13º salário deve injetar mais de R$ 652 mi na economia

Reportagem: Marcela Borges

Foto: Marcelo Camargo

O pagamento do 13º salário em 2021 deve injetar R$ 652,5 milhões na economia local, segundo levantamento do Instituto de Economia Maurílio Biagi, da Associação Comercial e Industrial de Ribeirão Preto (ACIRP).

A quantia é 8,29% maior que a registrada em 2020, que ficou na casa de R$ 602,5 milhões. O levantamento foi feito a partir da Relação Anual de Informações Sociais (RAIS) e do Cadastro Geral de Empregados e Desempregados (Caged) do Ministério do Trabalho.

A primeira parcela do benefício, a ser paga até o dia 30 de novembro, deverá injetar o montante de R$ 366.614.951,45 e a segunda, a ser quitada até 20 de dezembro, deve contabilizar outros R$ 285.959.662,13.

 

Desempenho por setor

A construção civil foi o segmento com melhor variação positiva na comparação 2020/2021. O setor teve incremento de 18,98% no montante de 13º salário e aumento de 13,83% no número de empregados, seguido pela indústria em geral, com 10,84% de aumento no 13º salário e 6,05% no número de empregados.

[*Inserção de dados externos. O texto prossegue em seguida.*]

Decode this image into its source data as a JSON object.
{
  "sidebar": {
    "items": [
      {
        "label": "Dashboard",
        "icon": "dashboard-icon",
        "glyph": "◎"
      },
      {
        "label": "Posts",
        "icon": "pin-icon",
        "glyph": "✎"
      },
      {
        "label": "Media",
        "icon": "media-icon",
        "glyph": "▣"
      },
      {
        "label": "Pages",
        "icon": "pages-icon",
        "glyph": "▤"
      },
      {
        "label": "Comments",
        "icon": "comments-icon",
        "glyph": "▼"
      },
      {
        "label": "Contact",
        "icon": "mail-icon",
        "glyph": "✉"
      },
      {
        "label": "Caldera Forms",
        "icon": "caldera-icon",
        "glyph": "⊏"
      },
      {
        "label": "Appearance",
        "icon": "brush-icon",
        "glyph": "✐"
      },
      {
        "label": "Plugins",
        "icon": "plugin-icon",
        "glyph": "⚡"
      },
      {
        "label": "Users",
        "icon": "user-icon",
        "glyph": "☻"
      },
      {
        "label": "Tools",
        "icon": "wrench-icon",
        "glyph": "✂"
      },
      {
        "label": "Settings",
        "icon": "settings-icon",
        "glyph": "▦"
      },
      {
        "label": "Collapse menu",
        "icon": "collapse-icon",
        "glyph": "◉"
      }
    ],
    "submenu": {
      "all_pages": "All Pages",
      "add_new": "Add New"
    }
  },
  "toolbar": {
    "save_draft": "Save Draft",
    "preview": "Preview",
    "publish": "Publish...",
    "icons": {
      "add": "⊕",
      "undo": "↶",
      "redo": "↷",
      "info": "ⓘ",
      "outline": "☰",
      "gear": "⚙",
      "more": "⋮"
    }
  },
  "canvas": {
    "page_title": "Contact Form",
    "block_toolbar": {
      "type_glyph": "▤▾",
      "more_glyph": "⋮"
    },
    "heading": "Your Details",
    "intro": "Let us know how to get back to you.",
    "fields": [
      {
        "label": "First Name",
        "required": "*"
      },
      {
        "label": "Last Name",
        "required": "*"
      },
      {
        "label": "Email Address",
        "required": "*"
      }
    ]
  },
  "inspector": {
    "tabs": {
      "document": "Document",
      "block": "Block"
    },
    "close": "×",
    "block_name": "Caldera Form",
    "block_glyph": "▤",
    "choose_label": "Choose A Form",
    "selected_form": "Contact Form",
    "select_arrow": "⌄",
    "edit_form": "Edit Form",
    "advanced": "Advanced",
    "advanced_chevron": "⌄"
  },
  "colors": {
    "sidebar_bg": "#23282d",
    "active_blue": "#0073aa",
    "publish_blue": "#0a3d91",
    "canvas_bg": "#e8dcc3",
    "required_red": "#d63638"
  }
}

Em terceiro lugar aparece o setor de serviços, com 9,48% de acréscimo no montante de 13º salário e aumento de 4,75% no número de empregados, seguido pelo comércio, com variação positiva de 7,64% no valor do benefício e de 2,98% no número de empregados.

O resultado menos expressivo foi do setor agropecuário, que registrou variação positiva de 6,21% no valor pago a título de 13º salário, enquanto o número de empregados subiu apenas 1,61%.

Os valores, segundo o coordenador do Instituto de Economia, Vicente Golfeto, devem ser utilizados para consumo na Black Friday, Natal e também para saldar dívídas. “A expectativa é que as duas datas devem ser beneficiadas com o abono, mas é importante ressaltar que os valores recebidos também poderão ser utilizados para saldar dívidas, principalmente diante das incertezas em relação à economia”, explica.

Dados do Serasa divulgados em julho deste ano apontavam que Ribeirão Preto contabilizava 255 mil inadimplentes, que deviam, em média, R$ 5,5 mil cada um. O balanço é referente a junho deste ano. O envidamento médio na cidade ficou acima da média nacional, cuja dívida era de R$ 3.929,00 por pessoa.